Pablo Pérez está en primer plano. Es el rostro de las lágrimas y de la derrota. La transmisión en vivo que llega a los 200 millones de televidentes globales, se detiene. El capitán de Boca se mantiene erguido e incólume luego de triunfo de River por 3 a 1 en una final de Copa Libertadores demorada por los incidentes, las piedras y los ojos irritados. Ya no existe la estela de los gases lacrimógenos que quedó flotando luego de la disuasión de los seguidores de River hace apenas unas semanas en el barrio de Núñez.
Pablo Pérez llora. Pero los jugadores del archirival no lo dejan solo. Los campeones de América se acercan. Y hasta allí llega Milton Casco. Le habla al oído. La TV no puede entrometerse en la intimidad. Las cabezas de Pablo y Milton se chocan, sus miradas están en primerísimo primer plano. Los campeones del equipo del Newell´s de Martino del 2013, se vuelven a encontrar, cinco años después. Ahora, la gloria del triunfo es de uno. La dignidad es de ambos.
Ya no hay discursos morales que culpan a la sociedad de enferma, ese que desestima la violencia que el mismo fútbol acuñó en tribunas y en la TV con la cultura del “aguante”. Porque nadie aguanta el dolor de la derrota. Y la derrota es tautológica: el dolor duele. La vulnerabilidad del hombre es un patrimonio humano que enseña sin pretensión de enseñar.
El clásico del gran Madrid se jugó en la capital del mundo hispanoparlante. En el epicentro futbolístico que entiende que la pasión es también un negocio rentable para los 570 millones de hablantes del español.

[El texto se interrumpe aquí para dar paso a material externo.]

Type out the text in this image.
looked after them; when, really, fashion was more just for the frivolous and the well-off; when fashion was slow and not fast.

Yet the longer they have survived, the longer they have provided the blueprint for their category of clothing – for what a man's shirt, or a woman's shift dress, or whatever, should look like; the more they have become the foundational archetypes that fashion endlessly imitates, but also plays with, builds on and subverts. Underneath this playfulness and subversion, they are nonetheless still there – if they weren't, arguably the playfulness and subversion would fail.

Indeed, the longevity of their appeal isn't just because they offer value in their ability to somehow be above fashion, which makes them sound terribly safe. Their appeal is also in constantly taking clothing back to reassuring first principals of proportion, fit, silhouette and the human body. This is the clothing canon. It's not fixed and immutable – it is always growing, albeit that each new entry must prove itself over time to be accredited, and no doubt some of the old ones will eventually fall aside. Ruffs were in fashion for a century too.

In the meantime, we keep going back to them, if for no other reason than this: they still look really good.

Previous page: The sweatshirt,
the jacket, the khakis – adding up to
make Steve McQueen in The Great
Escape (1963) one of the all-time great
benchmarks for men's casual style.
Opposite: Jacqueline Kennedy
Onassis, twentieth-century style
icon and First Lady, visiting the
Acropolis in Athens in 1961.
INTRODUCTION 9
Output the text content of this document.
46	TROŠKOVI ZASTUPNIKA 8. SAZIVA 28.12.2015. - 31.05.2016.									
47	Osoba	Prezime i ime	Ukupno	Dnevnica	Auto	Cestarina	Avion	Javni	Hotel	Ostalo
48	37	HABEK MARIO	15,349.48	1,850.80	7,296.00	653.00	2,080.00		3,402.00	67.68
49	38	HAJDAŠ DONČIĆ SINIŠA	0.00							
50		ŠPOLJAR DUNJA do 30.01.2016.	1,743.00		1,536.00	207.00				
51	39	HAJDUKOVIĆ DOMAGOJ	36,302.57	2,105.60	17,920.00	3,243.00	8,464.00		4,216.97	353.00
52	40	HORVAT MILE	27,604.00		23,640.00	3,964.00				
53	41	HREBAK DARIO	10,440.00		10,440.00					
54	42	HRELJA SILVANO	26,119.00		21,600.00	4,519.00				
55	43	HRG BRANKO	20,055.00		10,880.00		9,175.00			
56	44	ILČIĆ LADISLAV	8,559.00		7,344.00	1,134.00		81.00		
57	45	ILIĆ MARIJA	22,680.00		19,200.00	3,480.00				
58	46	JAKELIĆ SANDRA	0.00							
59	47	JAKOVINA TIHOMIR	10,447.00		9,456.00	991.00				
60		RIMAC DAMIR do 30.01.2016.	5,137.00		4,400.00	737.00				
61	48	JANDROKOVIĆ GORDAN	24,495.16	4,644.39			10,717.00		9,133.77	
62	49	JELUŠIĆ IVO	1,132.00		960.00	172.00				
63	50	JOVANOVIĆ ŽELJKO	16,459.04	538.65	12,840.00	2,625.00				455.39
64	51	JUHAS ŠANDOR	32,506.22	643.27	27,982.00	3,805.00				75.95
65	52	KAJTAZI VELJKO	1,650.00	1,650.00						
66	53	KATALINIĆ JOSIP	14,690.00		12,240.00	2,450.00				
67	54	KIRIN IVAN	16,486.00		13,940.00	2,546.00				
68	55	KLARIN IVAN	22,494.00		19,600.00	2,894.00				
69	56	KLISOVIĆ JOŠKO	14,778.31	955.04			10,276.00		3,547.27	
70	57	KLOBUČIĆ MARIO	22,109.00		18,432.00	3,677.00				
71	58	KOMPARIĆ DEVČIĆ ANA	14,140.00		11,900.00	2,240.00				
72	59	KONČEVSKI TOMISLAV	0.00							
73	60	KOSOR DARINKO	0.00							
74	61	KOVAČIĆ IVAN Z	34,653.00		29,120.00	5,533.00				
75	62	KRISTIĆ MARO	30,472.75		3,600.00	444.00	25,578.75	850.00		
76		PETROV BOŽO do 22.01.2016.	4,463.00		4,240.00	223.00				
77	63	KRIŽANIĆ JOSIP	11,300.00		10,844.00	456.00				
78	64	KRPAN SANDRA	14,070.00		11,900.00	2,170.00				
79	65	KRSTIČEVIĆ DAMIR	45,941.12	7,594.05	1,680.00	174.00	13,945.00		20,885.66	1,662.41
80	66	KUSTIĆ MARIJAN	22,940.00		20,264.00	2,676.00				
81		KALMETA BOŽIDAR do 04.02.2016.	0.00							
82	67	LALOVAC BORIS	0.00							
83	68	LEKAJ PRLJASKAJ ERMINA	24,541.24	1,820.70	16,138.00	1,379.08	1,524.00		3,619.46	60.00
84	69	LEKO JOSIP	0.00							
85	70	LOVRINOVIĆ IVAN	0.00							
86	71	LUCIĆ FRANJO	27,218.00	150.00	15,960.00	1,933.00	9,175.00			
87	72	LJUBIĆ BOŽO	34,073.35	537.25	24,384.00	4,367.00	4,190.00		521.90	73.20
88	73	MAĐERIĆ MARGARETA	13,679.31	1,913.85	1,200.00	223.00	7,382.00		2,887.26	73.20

El mundo hispano, que no se divide por el Atlántico, transformó una crisis magnificada de intolerancia en una oportunidad de negocios en donde la paz era la única protagonista, más allá de cualquier resultado. No quedaba otra chance. Pero los intérpretes del Bernabéu eran los mismos de siempre: los jugadores que recorrieron cada rincón de Sudamérica para llegar a esta instancia límite.
Y el límite no es la gloria o el ocaso. El límite es la tolerancia. La tolerancia entre colegas de colores distintos. El abrazo de Casco no comenzó en Madrid. Casco y Pérez ya se habían cruzado en la primera final. A los 22 minutos del primer tiempo en La Bombonera, Casco discutió con el colombiano Sebastián Villa por la disputa de una pelota. Fue un momento caliente. Pablo Pérez se acercó al lugar del conflicto e intentó calmar al defensor de River. Habló y no se tapó la boca para que las cámaras no le lean los labios: “¿Vos tenés amarilla?”.
El mediocampista de Boca no buscó la amonestación para el adversario. Lo alejó de la situación para que no sea sancionado por el árbitro chileno Roberto Tobar. Algunos medios titularon poniendo énfasis en el enojo de los hinchas de Boca ante la actitud de Pablo Pérez. Fue un detalle insignificante que cobraría dimensión casi un mes después.
Como si el fútbol y las emociones no pudieran escaparse de toda ley física, detrás de una acción hay una reacción. Y la reacción de Casco, la del campeón continental, la del pibe de Entre Ríos, la del defensor que tapó un disparo del amigo salvando el arco de River llegó después del alargue, con una palabra al oído. Esas palabras que no tienen traducciones pero que todos entendemos. El lenguaje del fútbol puede ser pacífico. Sea quien sea el mejor.